Laws. They help keep order. Follow them. It’s easy.
I'm glad you brought that point up, it can be true, but has some drawbacks. I don't see "order" as necessarily a good thing if the means to achieve it violates rights.
I say evaluate a law and if it mirrors ideas which bring or sustain peace, follow it and if doesn't, ignore it and encourage others to do the same. There are many laws that should by right, be ignored.
Laws do help keep order, but order and peace are not always the same thing and they often come about thru different processes.
Order in the realm of a political hierarchy is a top down imposed situation. There is an or else, and the or else could just as easily be a violation of right as it could be a protection of a right.
Meaning, in an imposed order situation. if you don't do X or if you try to do Y, and that inaction or action isn't lawful, the "authority" will punish you.
On the surface order can look like peace, but it isn't, since it includes an ever present threat of force being used against people even if they already are peaceful, but decide to disregard a law that violates rights rather than protects rights.
Order is arbitrary and not tied to any fixed principles. "Do it because we say so or you'll get hurt".
Peace, on the other hand, is what happens when people do not initiate aggression (or threaten it's use against a peaceful person) and don't try to impose arbitrary mala prohibitum type laws on other people. The key difference is "order" in the political sense, begins with a default understanding that an "authority" can initiate aggression and it's acceptable. It isn't. "Authorities" have no right to initiate aggression, only to use defensive force like the rest of us.
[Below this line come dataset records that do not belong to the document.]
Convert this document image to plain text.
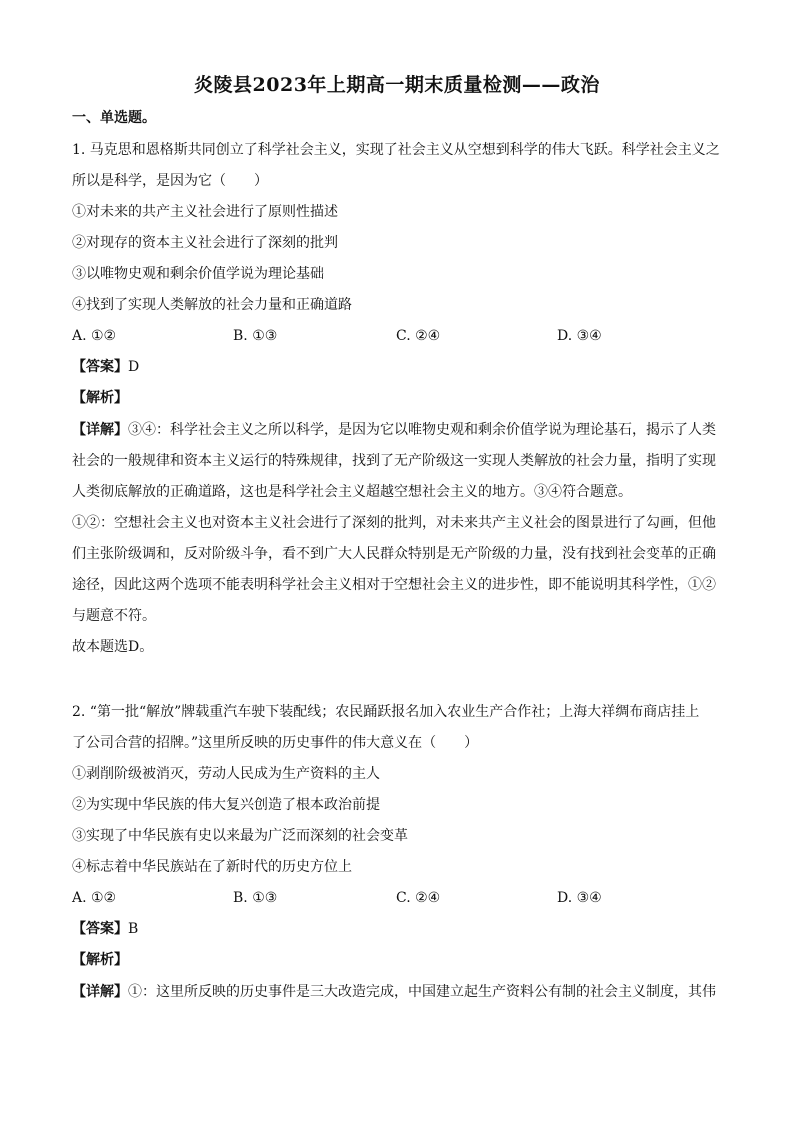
炎陵县2023年上期高一期末质量检测——政治
一、单选题。
1. 马克思和恩格斯共同创立了科学社会主义，实现了社会主义从空想到科学的伟大飞跃。科学社会主义之
所以是科学，是因为它（　　）
①对未来的共产主义社会进行了原则性描述
②对现存的资本主义社会进行了深刻的批判
③以唯物史观和剩余价值学说为理论基础
④找到了实现人类解放的社会力量和正确道路
A. ①②	B. ①③	C. ②④	D. ③④
【答案】D
【解析】
【详解】③④：科学社会主义之所以科学，是因为它以唯物史观和剩余价值学说为理论基石，揭示了人类
社会的一般规律和资本主义运行的特殊规律，找到了无产阶级这一实现人类解放的社会力量，指明了实现
人类彻底解放的正确道路，这也是科学社会主义超越空想社会主义的地方。③④符合题意。
①②：空想社会主义也对资本主义社会进行了深刻的批判，对未来共产主义社会的图景进行了勾画，但他
们主张阶级调和，反对阶级斗争，看不到广大人民群众特别是无产阶级的力量，没有找到社会变革的正确
途径，因此这两个选项不能表明科学社会主义相对于空想社会主义的进步性，即不能说明其科学性，①②
与题意不符。
故本题选D。
2. “第一批“解放”牌载重汽车驶下装配线；农民踊跃报名加入农业生产合作社；上海大祥绸布商店挂上
了公司合营的招牌。”这里所反映的历史事件的伟大意义在（　　）
①剥削阶级被消灭，劳动人民成为生产资料的主人
②为实现中华民族的伟大复兴创造了根本政治前提
③实现了中华民族有史以来最为广泛而深刻的社会变革
④标志着中华民族站在了新时代的历史方位上
A. ①②	B. ①③	C. ②④	D. ③④
【答案】B
【解析】
【详解】①：这里所反映的历史事件是三大改造完成，中国建立起生产资料公有制的社会主义制度，其伟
Peace is a more desirable outcome for me than imposed order. Imposed order by virtue of the blanket imposition uses an opposite operational means as peace. Imposed order begins with a threat and removes choices, peace includes choices and doesn't permit offensive force, only legitimate defensive force. Voluntary versus involuntary basis for human interactions.
In other words peace begins with the default that you own yourself, but you don't own others. If you try to own others they have a right to resist.
Peace aligns with justice, imposed order may or may not.
"The law" by itself is not reason enough to obey it, it has to spring from a rightful circumstance or the law itself is wrong and so would imposing it on others be.